American and Chinese negotiators agreed to split their differences with a rollback of half the tariffs that the US earlier imposed on $350 billion of Chinese imports, opening the way to an armistice in the Sino-American trade war. US President Donald Trump was meeting with his trade team at deadline, and was said to have signed a deal that “they want…and so do we,” as the president tweeted earlier today. Stock prices rose on the news with major US equity indices up by almost 1%.

The US also would cancel plans for a 25% tariff on an additional $156 billion of Chinese goods now scheduled to take effect on December 15. In return, China would commit to a specific volume of agricultural purchases and agree to open its market to US financial services. The reported content of the deal is unsurprising. A partial tariff rollback allows Beijing to claim that the deal is equitable, and the commitment to more Chinese purchases of US farm products gives the president ammunition for the 2020 presidential campaign.

President Trump indicated last Oct. 12 that an armistice in the trade was likely. That triggered a 10% gain in the US S&P 500 equity index through this afternoon, and contributed to a wave of hiring reflected in strong gains in the November employment statistics. At the time I predicted that the president’s trade pivot would secure his re-election in 2020.

Notably, both the US and Chinese economies have shown signs of improvement after weak economic signals through most of 2019.

The global manufacturing sector was hardest hit by the trade war. US manufacturing shrank during the first three quarters of 2019, according to the Federal Reserve’s industrial production index, and China’s Caixin purchasing managers’ index suffered an air pocket early in 2019. But the manufacturing sector in both countries turned up during the past several months. Both economies suffered, but the US suffered as least as much as China. President Trump evidently thinks that compromise at this point is the better part of valor.

The US administration’s parallel effort to suppress the emergence of China’s national champion Huawei as a dominant player in telecommunications equipment has failed. Virtually the whole of the Eurasian continent is buying Huawei equipment to roll out 5G mobile broadband. US restrictions on the sale of critical components to Huawei and other Chinese companies, moreover, haven’t slowed the Chinese firm. China has either sourced such components from competitors in Asia or built domestic substitutes. 

After a year in which neither tariffs nor export restrictions put much of a dent into China, a retrenchment of US policy is the rational course of action. What President Trump has on his desk today is not a peace, but a truce. It is not clear how the rivalry between the United States and China will proceed. 

Some of America’s China hawks have shifted their focus from trade war to improving the competitiveness of US industry. In a December 10 speech, Senator Marco Rubio (R-FL), one of the most prominent hawks, shifted focus from trade to US industrial policy. Rubio declared:

“So while it may be true that China is ‘breaking the rules’ or that Chinese companies are engaging in ‘unfair competition’ against the American order, the fundamental challenge will not simply be solved by some future trade agreement… we must respond to the challenge before us is because the industries that China intends to dominate are the very ones that will create the dignified and productive work Americans need for us to remain a strong nation…. American policymakers must pursue policies that make our economy more productive by identifying the critical value of specific industrial sectors and spurring investment in them.”

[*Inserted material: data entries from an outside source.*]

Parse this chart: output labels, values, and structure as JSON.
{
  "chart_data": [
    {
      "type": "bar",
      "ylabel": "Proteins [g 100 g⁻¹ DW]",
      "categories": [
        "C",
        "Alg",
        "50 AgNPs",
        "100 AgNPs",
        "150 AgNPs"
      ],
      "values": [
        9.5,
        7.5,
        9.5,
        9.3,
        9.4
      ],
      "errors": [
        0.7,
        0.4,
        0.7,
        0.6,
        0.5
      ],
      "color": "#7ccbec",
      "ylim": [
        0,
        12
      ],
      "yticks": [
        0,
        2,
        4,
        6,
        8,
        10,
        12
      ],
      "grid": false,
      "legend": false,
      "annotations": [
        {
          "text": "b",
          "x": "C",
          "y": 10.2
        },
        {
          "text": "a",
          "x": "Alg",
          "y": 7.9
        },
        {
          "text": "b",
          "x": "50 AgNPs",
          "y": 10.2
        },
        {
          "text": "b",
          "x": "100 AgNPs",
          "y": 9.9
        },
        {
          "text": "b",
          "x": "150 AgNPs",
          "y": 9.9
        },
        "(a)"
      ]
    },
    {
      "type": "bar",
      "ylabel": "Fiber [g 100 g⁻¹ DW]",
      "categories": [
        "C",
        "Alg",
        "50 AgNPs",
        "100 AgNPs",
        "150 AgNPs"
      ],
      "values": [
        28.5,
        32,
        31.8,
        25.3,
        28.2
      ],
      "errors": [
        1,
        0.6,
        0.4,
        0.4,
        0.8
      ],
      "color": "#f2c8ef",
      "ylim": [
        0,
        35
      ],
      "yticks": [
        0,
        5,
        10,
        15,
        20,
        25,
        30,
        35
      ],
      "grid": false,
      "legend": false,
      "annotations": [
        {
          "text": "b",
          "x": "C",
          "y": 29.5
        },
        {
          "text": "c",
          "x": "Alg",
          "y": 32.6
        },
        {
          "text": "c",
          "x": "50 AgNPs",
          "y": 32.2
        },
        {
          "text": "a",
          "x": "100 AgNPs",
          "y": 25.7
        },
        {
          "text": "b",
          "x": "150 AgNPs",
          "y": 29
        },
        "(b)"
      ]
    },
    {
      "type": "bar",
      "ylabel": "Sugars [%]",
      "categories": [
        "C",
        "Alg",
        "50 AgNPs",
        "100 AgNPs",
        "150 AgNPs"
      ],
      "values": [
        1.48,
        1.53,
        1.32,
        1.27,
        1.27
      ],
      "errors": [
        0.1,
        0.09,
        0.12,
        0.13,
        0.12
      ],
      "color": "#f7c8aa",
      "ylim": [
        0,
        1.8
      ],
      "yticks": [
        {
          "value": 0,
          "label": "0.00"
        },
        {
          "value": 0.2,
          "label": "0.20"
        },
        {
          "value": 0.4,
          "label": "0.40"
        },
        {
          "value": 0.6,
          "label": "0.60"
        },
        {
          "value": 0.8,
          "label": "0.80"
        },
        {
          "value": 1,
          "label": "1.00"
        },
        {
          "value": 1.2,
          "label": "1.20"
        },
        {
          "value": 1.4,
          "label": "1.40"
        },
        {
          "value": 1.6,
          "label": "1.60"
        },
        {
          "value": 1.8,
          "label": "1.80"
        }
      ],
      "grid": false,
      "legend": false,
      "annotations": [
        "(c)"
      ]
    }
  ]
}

Republican elder statesman Newt Gingrich, a former speaker of the House, made similar arguments in his new book Trump vs. China, as I reported in a Nov 27 review.

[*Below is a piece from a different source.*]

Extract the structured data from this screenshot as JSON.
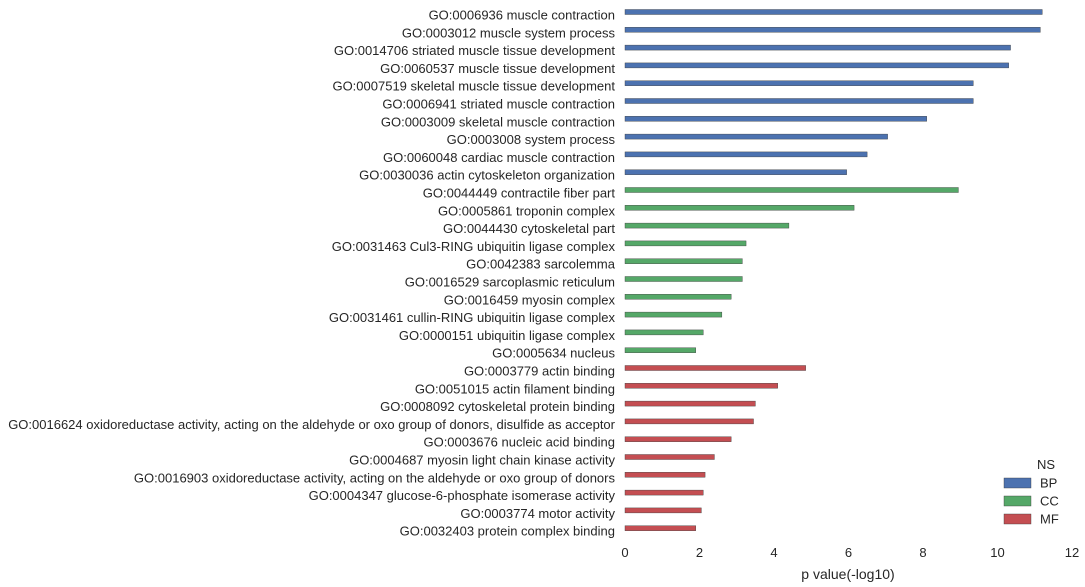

Trade and technology restrictions brought Washington to an impasse. China’s internal market buffers the country against the impact of tariffs, and its technological lead in 5G mobile broadband is too commanding for the United States to contain it. The United States always does the right thing, Winston Churchill quipped, after exhausting the alternatives, and it may be that the next phase of Sino-American rivalry will be conducted in the field of industrial and technology policy.